To comment on the question whether an official visitor to a concentration camp could always get a correct picture of the actual conditions existing there, I ask permission to read an unsolicited letter which I received a few days ago from a Catholic priest, Bernard Ketzlick. This letter which I have submitted as Supplement Frick Number...

MR. JUSTICE JACKSON: Your Honor, the Prosecution makes objection to this because it is a character of evidence that there is no way of testing. I have a basket of such correspondence making charges against these defendants, which I would not think the Tribunal would want to receive. If the door is open to this kind of evidence, there is no end to it.

This witness has none of the sanctions, of course, that assure the verity of testimony, and I think it is objectionable to go into letters received from unknown persons.

DR. PANNENBECKER: May I say just one word on this subject? I received the letter so late that I did not have an opportunity to ask the person concerned to send me an affidavit. Of course, I am prepared to submit such an affidavit later, if such an affidavit should have greater probative value.

THE PRESIDENT: The Tribunal think that the letter cannot be admitted, but an application can be made in the ordinary way for leave to put in an affidavit or to call the witness.

DR. PANNENBECKER: Yes. Then, at a later date, I shall submit a written request.

I shall not read Number 38 of the document book since it concerns a statement made by Frick; and I refer, finally, to an excerpt from the book Inside Europe by John Gunther which will be submitted as Exhibit Frick-12 (Document Number Frick-12). The excerpt is contained under Number 39 in the document book I quote—it concerns a book which appeared originally in the English language, and I therefore quote it in English:

“Born in the Palatinate in 1877, Frick studied law and became a Beamter, an official. He is a bureaucrat through and through. Hitler is not intimate with him, but he respects him. He became Minister of the Interior because he was the only important Nazi with civil service training. Precise, obedient, uninspired, he turned out to be a faithful executive; he has been called the ‘only honest Nazi?’ ”

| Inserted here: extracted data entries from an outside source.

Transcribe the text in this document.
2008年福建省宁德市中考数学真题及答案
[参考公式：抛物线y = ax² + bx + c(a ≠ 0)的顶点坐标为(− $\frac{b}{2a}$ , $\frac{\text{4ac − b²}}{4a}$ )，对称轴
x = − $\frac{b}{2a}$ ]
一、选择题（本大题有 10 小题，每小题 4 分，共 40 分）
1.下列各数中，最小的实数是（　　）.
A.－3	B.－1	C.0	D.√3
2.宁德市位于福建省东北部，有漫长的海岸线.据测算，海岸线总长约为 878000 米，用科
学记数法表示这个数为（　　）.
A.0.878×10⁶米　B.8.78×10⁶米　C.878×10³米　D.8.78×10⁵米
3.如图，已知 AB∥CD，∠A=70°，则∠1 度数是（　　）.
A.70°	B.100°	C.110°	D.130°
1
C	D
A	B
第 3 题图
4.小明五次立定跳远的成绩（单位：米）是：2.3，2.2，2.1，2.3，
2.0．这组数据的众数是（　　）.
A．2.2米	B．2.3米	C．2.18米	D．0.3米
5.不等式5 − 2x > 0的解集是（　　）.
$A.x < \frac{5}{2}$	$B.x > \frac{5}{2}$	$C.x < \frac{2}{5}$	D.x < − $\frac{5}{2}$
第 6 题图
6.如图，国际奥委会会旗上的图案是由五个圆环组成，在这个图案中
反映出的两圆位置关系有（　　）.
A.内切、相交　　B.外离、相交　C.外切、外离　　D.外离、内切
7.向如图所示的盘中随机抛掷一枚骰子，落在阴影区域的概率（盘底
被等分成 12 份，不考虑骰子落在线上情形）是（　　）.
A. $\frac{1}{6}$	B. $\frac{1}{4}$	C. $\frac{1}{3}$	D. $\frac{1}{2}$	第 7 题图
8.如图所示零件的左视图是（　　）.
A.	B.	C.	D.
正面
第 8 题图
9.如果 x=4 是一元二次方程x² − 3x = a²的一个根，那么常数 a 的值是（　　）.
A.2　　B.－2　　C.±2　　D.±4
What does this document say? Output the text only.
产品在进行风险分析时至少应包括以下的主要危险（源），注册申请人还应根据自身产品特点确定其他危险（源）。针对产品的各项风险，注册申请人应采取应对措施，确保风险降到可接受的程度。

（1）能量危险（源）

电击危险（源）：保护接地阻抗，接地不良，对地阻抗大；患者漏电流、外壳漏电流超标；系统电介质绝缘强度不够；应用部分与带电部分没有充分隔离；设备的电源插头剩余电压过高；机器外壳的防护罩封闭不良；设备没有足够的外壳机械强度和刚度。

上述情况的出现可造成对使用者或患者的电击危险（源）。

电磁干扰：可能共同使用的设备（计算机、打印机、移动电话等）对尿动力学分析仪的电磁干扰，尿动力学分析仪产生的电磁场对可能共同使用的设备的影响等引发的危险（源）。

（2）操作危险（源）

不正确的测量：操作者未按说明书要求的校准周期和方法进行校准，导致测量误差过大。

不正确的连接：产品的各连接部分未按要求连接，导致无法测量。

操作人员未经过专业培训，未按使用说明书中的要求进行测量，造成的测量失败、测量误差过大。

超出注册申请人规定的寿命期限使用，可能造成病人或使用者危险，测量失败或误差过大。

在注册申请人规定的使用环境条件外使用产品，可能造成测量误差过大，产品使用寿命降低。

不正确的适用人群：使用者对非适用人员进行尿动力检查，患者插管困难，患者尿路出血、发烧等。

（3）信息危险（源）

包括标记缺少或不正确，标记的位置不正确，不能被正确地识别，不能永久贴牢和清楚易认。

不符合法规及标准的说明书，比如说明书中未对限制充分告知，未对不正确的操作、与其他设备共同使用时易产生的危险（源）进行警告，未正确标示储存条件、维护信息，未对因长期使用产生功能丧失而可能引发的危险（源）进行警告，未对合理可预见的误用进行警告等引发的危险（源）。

As the last document, may I be permitted to refer to an extract from the book To the Bitter End by Gisevius. I believe I do not need to quote these passages individually, since the witness himself will be questioned. The extract will be Exhibit Number Frick-13 (Document Number Frick-13).

There are still left two answers to interrogatories by the witnesses Messersmith and Seger. I ask to be permitted to read these answers later, as soon as the answers have been submitted to me.